Newsbrief: New strain of HIV found in Gorillas

By YULs Source
August 03, 2009

HIV-1, the main strain of HIV carried by humans, was believed to have come from chimpanzees. But research published in Nature Medicine has uncovered a woman who carries a strain of HIV-1 that traces back to gorillas, Bloomberg reports.

A new strain of AIDS-causing HIV virus has been found in a 62-year-old woman from Cameroon. A study by French researchers in the academic journal Nature Medicine suggests that the new strain of HIV resembles that found in gorillas, a subtype of the simian immunodeficiency virus.

The known strains of HIV originated in chimpanzees. Scientists say gorilla-to-human transmission is the most likely reason for the emergence of the new strain. The spread of the new strain of HIV remains unknown, although scientists say the virus is well-adapted to replicate in human cells. The existing HIV anti-virals are still expected to be useful in treating the new HIV strain.
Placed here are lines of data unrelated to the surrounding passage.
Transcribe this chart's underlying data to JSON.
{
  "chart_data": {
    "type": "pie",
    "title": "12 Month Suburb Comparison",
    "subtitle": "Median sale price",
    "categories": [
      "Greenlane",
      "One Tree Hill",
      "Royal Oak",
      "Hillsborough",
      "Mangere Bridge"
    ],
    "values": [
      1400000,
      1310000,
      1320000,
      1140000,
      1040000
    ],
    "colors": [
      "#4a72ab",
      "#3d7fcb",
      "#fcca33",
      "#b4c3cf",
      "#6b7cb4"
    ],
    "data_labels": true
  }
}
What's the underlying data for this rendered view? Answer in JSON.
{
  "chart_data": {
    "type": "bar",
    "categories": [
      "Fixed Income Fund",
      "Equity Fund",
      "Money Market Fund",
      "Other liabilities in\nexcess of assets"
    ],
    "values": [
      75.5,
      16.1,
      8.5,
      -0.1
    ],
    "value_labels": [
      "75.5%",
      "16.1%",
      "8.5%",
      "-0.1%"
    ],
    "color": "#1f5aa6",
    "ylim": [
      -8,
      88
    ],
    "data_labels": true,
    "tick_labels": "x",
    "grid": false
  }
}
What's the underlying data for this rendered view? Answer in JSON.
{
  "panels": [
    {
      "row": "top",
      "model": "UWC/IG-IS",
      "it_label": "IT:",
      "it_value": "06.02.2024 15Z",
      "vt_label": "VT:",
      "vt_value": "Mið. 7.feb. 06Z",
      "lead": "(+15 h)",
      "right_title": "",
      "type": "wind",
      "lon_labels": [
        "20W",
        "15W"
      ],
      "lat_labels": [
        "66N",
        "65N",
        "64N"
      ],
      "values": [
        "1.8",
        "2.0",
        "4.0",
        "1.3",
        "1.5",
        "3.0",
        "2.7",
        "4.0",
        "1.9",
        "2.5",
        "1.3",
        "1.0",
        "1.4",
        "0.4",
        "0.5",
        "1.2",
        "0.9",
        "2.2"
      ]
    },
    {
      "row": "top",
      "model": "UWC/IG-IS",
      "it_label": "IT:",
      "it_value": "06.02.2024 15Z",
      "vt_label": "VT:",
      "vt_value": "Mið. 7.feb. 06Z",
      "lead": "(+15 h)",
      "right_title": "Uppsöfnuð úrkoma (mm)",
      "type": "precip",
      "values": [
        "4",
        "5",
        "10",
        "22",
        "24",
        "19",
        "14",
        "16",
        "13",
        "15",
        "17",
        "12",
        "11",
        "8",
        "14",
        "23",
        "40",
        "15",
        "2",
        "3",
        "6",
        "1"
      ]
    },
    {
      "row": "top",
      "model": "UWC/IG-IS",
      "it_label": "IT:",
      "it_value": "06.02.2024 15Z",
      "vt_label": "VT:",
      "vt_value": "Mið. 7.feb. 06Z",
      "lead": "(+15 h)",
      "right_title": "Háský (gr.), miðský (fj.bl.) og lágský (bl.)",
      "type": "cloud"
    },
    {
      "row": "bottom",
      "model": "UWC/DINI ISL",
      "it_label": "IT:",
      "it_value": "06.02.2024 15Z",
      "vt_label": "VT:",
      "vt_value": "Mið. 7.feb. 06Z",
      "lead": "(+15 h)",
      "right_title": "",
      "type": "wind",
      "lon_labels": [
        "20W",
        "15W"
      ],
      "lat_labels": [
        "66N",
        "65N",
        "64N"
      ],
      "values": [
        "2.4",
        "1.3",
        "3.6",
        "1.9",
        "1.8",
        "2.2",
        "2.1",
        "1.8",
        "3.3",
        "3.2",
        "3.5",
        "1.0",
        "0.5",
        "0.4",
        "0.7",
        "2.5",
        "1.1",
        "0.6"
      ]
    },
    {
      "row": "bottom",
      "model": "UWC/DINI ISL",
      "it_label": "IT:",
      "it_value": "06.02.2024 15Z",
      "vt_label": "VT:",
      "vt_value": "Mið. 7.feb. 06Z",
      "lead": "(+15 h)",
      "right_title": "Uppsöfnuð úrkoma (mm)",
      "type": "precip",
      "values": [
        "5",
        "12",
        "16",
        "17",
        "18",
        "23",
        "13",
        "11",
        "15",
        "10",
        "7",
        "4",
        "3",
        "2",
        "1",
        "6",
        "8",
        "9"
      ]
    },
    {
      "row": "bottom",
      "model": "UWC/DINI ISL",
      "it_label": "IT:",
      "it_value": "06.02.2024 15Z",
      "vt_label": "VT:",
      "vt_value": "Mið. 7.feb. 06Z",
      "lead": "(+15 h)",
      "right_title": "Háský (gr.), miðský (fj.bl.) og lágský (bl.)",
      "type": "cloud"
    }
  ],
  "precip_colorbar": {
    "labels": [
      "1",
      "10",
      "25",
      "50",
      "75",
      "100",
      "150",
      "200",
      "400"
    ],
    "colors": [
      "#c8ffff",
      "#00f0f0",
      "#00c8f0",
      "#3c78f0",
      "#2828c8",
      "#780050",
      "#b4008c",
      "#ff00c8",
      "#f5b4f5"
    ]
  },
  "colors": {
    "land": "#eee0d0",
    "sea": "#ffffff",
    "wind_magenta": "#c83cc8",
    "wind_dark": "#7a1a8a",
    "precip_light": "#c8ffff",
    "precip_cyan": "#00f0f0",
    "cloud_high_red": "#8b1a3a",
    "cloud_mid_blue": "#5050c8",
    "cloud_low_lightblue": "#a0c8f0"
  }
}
French doctors treating the 62-year-old Cameroonian woman who was living in Paris said they initially spotted some discrepancies in routine viral load tests.

Further analysis of the HIV strain she was infected with showed it was more closely related to SIV from gorillas than HIV from humans.

She is the only person known to be infected with the new strain but the researchers expect to find other cases.

The researchers reported their findings in the journal Nature Medicine and concluded: "The discovery of this novel HIV-1 lineage highlights the continuing need to watch closely for the emergence of new HIV variants."